Sometimes, putting up an arbitrary limit for your network connection can actually improve the performance.

A typical setup will look like this: your computer is connected via 54-100 mBit to a router, which has a DSL line of let’s say 2 mBit downstream and 192 kBit upstream (and then tons of other links).

When you overload one of these connections, performance can go down a lot.

The simples case how this can happen is when you upload data. 192 kBit are the weakest link here, and rather easy to fill up.

What happens then is that your computer will start sending out data at his full link speed, until the buffers at the router are full and it starts dropping packets. TCP/IP will then adopt and - lacking ‘ACK’ packets - slow down sending data. It will likely still keep the send-buffer of the router full.

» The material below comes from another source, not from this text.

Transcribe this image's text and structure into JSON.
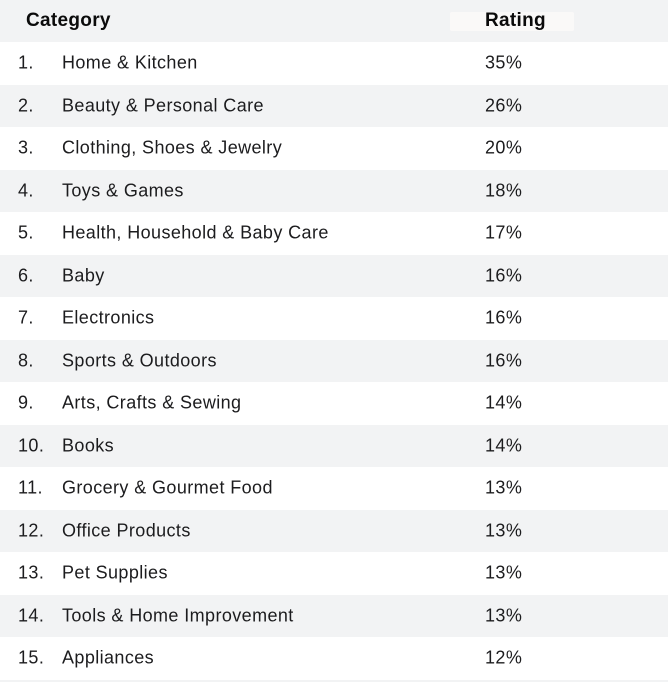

Now if the router isn’t very smart, it just keeps a first-in-first-out buffer. As long as you have just this single upload, you don’t need to care. But if you have other connections, like a download, you do care.

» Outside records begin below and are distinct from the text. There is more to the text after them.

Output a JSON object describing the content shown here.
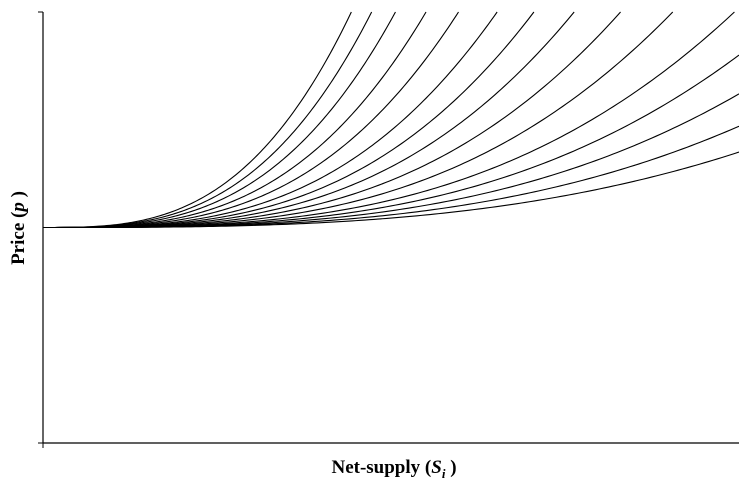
{
  "chart_data": {
    "type": "line",
    "title": "",
    "xlabel": {
      "text": "Net-supply (",
      "var": "S",
      "sub": "i",
      "close": " )"
    },
    "ylabel": {
      "text": "Price (",
      "var": "p",
      "close": " )"
    },
    "xlim": [
      0,
      1
    ],
    "ylim": [
      -1,
      1
    ],
    "grid": false,
    "legend": "none",
    "series": [
      {
        "k": 0.35
      },
      {
        "k": 0.47
      },
      {
        "k": 0.62
      },
      {
        "k": 0.8
      },
      {
        "k": 1.02
      },
      {
        "k": 1.35
      },
      {
        "k": 1.75
      },
      {
        "k": 2.25
      },
      {
        "k": 2.85
      },
      {
        "k": 3.6
      },
      {
        "k": 4.7
      },
      {
        "k": 6.0
      },
      {
        "k": 7.7
      },
      {
        "k": 9.5
      },
      {
        "k": 11.5
      }
    ]
  }
}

For your download to run at full speed, the sender needs to get those ACK packets from you. They’re basically a “got your data, send more” kind of message. Really tiny packets, but essential for signaling.

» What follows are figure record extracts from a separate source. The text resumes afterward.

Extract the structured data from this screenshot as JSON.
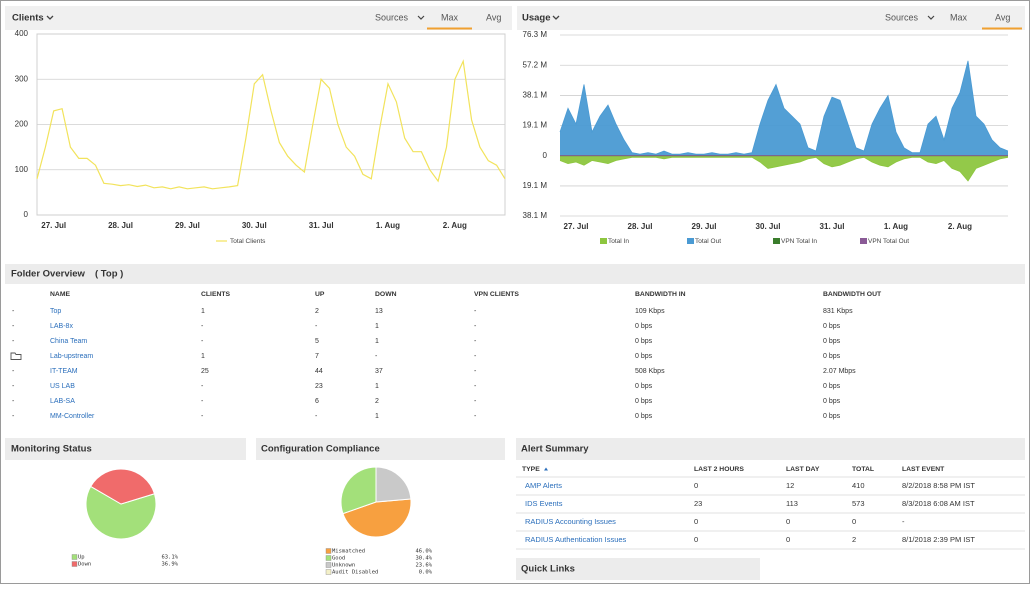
{
  "chart_data": [
    {
      "type": "line",
      "title": "Clients",
      "categories": [
        null,
        null,
        "27. Jul",
        null,
        null,
        null,
        null,
        null,
        null,
        null,
        "28. Jul",
        null,
        null,
        null,
        null,
        null,
        null,
        null,
        "29. Jul",
        null,
        null,
        null,
        null,
        null,
        null,
        null,
        "30. Jul",
        null,
        null,
        null,
        null,
        null,
        null,
        null,
        "31. Jul",
        null,
        null,
        null,
        null,
        null,
        null,
        null,
        "1. Aug",
        null,
        null,
        null,
        null,
        null,
        null,
        null,
        "2. Aug",
        null,
        null,
        null,
        null,
        null,
        null
      ],
      "series": [
        {
          "name": "Total Clients",
          "color": "#f2e35c",
          "values": [
            80,
            150,
            230,
            235,
            150,
            125,
            125,
            110,
            70,
            68,
            65,
            67,
            63,
            66,
            60,
            62,
            58,
            62,
            58,
            60,
            62,
            58,
            60,
            62,
            65,
            170,
            290,
            310,
            230,
            160,
            130,
            110,
            95,
            200,
            300,
            280,
            200,
            150,
            130,
            90,
            80,
            190,
            290,
            250,
            170,
            140,
            140,
            100,
            75,
            150,
            300,
            340,
            210,
            150,
            120,
            110,
            80
          ]
        }
      ],
      "ylim": [
        0,
        400
      ],
      "yticks": [
        0,
        100,
        200,
        300,
        400
      ],
      "grid": true
    },
    {
      "type": "area",
      "title": "Usage",
      "categories": [
        null,
        null,
        "27. Jul",
        null,
        null,
        null,
        null,
        null,
        null,
        null,
        "28. Jul",
        null,
        null,
        null,
        null,
        null,
        null,
        null,
        "29. Jul",
        null,
        null,
        null,
        null,
        null,
        null,
        null,
        "30. Jul",
        null,
        null,
        null,
        null,
        null,
        null,
        null,
        "31. Jul",
        null,
        null,
        null,
        null,
        null,
        null,
        null,
        "1. Aug",
        null,
        null,
        null,
        null,
        null,
        null,
        null,
        "2. Aug",
        null,
        null,
        null,
        null,
        null,
        null
      ],
      "series": [
        {
          "name": "Total In",
          "color": "#8dc63f",
          "values": [
            -3,
            -5,
            -4,
            -6,
            -3,
            -4,
            -5,
            -3,
            -2,
            -1,
            -1,
            -1,
            -1,
            -2,
            -1,
            -1,
            -1,
            -1,
            -1,
            -1,
            -1,
            -1,
            -1,
            -1,
            -1,
            -4,
            -8,
            -7,
            -6,
            -5,
            -4,
            -2,
            -1,
            -5,
            -7,
            -6,
            -4,
            -2,
            -1,
            -4,
            -6,
            -7,
            -4,
            -2,
            -1,
            -1,
            -4,
            -5,
            -3,
            -8,
            -10,
            -16,
            -8,
            -6,
            -4,
            -2,
            -1
          ]
        },
        {
          "name": "Total Out",
          "color": "#4a9ad3",
          "values": [
            15,
            30,
            20,
            45,
            15,
            25,
            32,
            20,
            10,
            2,
            1,
            2,
            1,
            3,
            1,
            1,
            2,
            1,
            1,
            2,
            1,
            1,
            2,
            1,
            2,
            20,
            35,
            45,
            30,
            25,
            20,
            5,
            3,
            25,
            37,
            35,
            20,
            5,
            3,
            20,
            30,
            38,
            15,
            5,
            2,
            2,
            20,
            25,
            10,
            30,
            40,
            60,
            25,
            20,
            10,
            5,
            3
          ]
        },
        {
          "name": "VPN Total In",
          "color": "#3a7d2c",
          "values": [
            0,
            0,
            0,
            0,
            0,
            0,
            0,
            0,
            0,
            0,
            0,
            0,
            0,
            0,
            0,
            0,
            0,
            0,
            0,
            0,
            0,
            0,
            0,
            0,
            0,
            0,
            0,
            0,
            0,
            0,
            0,
            0,
            0,
            0,
            0,
            0,
            0,
            0,
            0,
            0,
            0,
            0,
            0,
            0,
            0,
            0,
            0,
            0,
            0,
            0,
            0,
            0,
            0,
            0,
            0,
            0,
            0
          ]
        },
        {
          "name": "VPN Total Out",
          "color": "#8a5a96",
          "values": [
            0,
            0,
            0,
            0,
            0,
            0,
            0,
            0,
            0,
            0,
            0,
            0,
            0,
            0,
            0,
            0,
            0,
            0,
            0,
            0,
            0,
            0,
            0,
            0,
            0,
            0,
            0,
            0,
            0,
            0,
            0,
            0,
            0,
            0,
            0,
            0,
            0,
            0,
            0,
            0,
            0,
            0,
            0,
            0,
            0,
            0,
            0,
            0,
            0,
            0,
            0,
            0,
            0,
            0,
            0,
            0,
            0
          ]
        }
      ],
      "ylim": [
        -38.1,
        76.3
      ],
      "yticks": [
        {
          "value": 76.3,
          "label": "76.3 M"
        },
        {
          "value": 57.2,
          "label": "57.2 M"
        },
        {
          "value": 38.1,
          "label": "38.1 M"
        },
        {
          "value": 19.1,
          "label": "19.1 M"
        },
        0,
        {
          "value": -19.1,
          "label": "19.1 M"
        },
        {
          "value": -38.1,
          "label": "38.1 M"
        }
      ],
      "grid": true
    },
    {
      "type": "pie",
      "title": "Monitoring Status",
      "categories": [
        "Up",
        "Down"
      ],
      "values": [
        63.1,
        36.9
      ],
      "value_labels": [
        "63.1%",
        "36.9%"
      ],
      "colors": [
        "#a3e07a",
        "#f06b6b"
      ]
    },
    {
      "type": "pie",
      "title": "Configuration Compliance",
      "categories": [
        "Mismatched",
        "Good",
        "Unknown",
        "Audit Disabled"
      ],
      "values": [
        46.0,
        30.4,
        23.6,
        0.0
      ],
      "value_labels": [
        "46.0%",
        "30.4%",
        "23.6%",
        "0.0%"
      ],
      "colors": [
        "#f7a040",
        "#a3e07a",
        "#c9c9c9",
        "#f3f0c8"
      ]
    }
  ],
  "chart_tabs": [
    {
      "items": [
        "Sources",
        "Max",
        "Avg"
      ],
      "active": 1
    },
    {
      "items": [
        "Sources",
        "Max",
        "Avg"
      ],
      "active": 2
    }
  ],
  "folder_overview": {
    "title": "Folder Overview",
    "scope": "( Top )",
    "columns": [
      "NAME",
      "CLIENTS",
      "UP",
      "DOWN",
      "VPN CLIENTS",
      "BANDWIDTH IN",
      "BANDWIDTH OUT"
    ],
    "rows": [
      {
        "prefix": "-",
        "cells": [
          "Top",
          "1",
          "2",
          "13",
          "-",
          "109 Kbps",
          "831 Kbps"
        ]
      },
      {
        "prefix": "-",
        "cells": [
          "LAB-8x",
          "-",
          "-",
          "1",
          "-",
          "0 bps",
          "0 bps"
        ]
      },
      {
        "prefix": "-",
        "cells": [
          "China Team",
          "-",
          "5",
          "1",
          "-",
          "0 bps",
          "0 bps"
        ]
      },
      {
        "cells": [
          "Lab-upstream",
          "1",
          "7",
          "-",
          "-",
          "0 bps",
          "0 bps"
        ]
      },
      {
        "prefix": "-",
        "cells": [
          "IT-TEAM",
          "25",
          "44",
          "37",
          "-",
          "508 Kbps",
          "2.07 Mbps"
        ]
      },
      {
        "prefix": "-",
        "cells": [
          "US LAB",
          "-",
          "23",
          "1",
          "-",
          "0 bps",
          "0 bps"
        ]
      },
      {
        "prefix": "-",
        "cells": [
          "LAB-SA",
          "-",
          "6",
          "2",
          "-",
          "0 bps",
          "0 bps"
        ]
      },
      {
        "prefix": "-",
        "cells": [
          "MM-Controller",
          "-",
          "-",
          "1",
          "-",
          "0 bps",
          "0 bps"
        ]
      }
    ]
  },
  "alert_summary": {
    "title": "Alert Summary",
    "columns": [
      "TYPE",
      "LAST 2 HOURS",
      "LAST DAY",
      "TOTAL",
      "LAST EVENT"
    ],
    "rows": [
      [
        "AMP Alerts",
        "0",
        "12",
        "410",
        "8/2/2018 8:58 PM IST"
      ],
      [
        "IDS Events",
        "23",
        "113",
        "573",
        "8/3/2018 6:08 AM IST"
      ],
      [
        "RADIUS Accounting Issues",
        "0",
        "0",
        "0",
        "-"
      ],
      [
        "RADIUS Authentication Issues",
        "0",
        "0",
        "2",
        "8/1/2018 2:39 PM IST"
      ]
    ]
  },
  "quick_links": {
    "title": "Quick Links"
  }
}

A simple trick you can use now is to limit your bandwith at the sending computer already. Since you’re going to limit it just to the next link anyway it doesn’t mean it will actually be getting much slower. But your network stack is smarter than the router’s (probably). It can send out these ACK packets at a higher priority, so you end up with a better download-and-upload performance.

If you know your network connection speed, just use it. Otherwise you can still measure it or guess it. I’m always going for 95% of the speed I see. You might want to limit it a bit more if you are sharing the connection with others.

Now enough theory, here’s what I use:

IFACE=wifi0
# setup ingress filtering
/sbin/tc qdisc add dev $IFACE handle ffff: ingress
# local network is unrestricted
/sbin/tc filter add dev $IFACE parent ffff: protocol ip \
  prio 10 u32 match ip src 192.168.2.0/24 \
  police conform-exceed ok/ok flowid :1
# incoming internet traffic is limited.
/sbin/tc filter add dev $IFACE parent ffff: protocol ip \
  prio 50 u32 match ip src 0.0.0.0/0 police \
  rate 1500kbit  burst 10k drop flowid :2
# outgoing traffic
/sbin/tc qdisc add dev $IFACE root handle 1: htb default 30
# local network is unrestricted
/sbin/tc class add dev $IFACE parent 1: classid 1:10 htb \
  rate 54mbit burst 15k
/sbin/tc qdisc add dev $IFACE parent 1:10 handle 10: sfq perturb 10
/sbin/tc filter add dev $IFACE parent 1:0 protocol ip \
  prio 10 u32 match ip dst 192.168.2.0/24 flowid 1:10
# internet traffic is limited.
/sbin/tc class add dev $IFACE parent 1: classid 1:20 htb \
  rate 160kbit ceil 196kbit burst 15k
/sbin/tc qdisc add dev $IFACE parent 1:20 handle 20: sfq perturb 10
/sbin/tc filter add dev $IFACE parent 1:0 protocol ip \
  prio 50 u32 match ip src 0.0.0.0/0 flowid 1:20

Long example, I know. The main reason is that I’m not limiting traffic to local computers. Furthermore, I’m also limiting my incoming traffic to use up at most 1.5 mbit of the 2 mbit connection, so my housemates will be able to use the internet as well (Debian mirrors send data fast - fast enough to kick them out of any online game they might be playing…).

There is one important detail hidden in there: sfq. This stands for “stochastic fair queueing”. It tells the network stack to basically send “one packet for each connection in turn”. This way, the small packets needed for download or interactive SSH sessions will get out quickly even when doing a larger upload.

It works great for me - I’m having a good download rate, using the 160 kBit upload limit completely (I don’t want to completely fill up the 192k upload link either) and I’m actually writing this blog entry remotely via SSH. The lag when writing is okay, probably around 300ms. Without shaping, this wouldn’t work this well.

(And no: just using ‘sfq’ for your outgoing traffic is not enough, since the key scheduling is happening at the weakest link. So you have to limit your traffic shaping setup to be just below the actual weakest link.)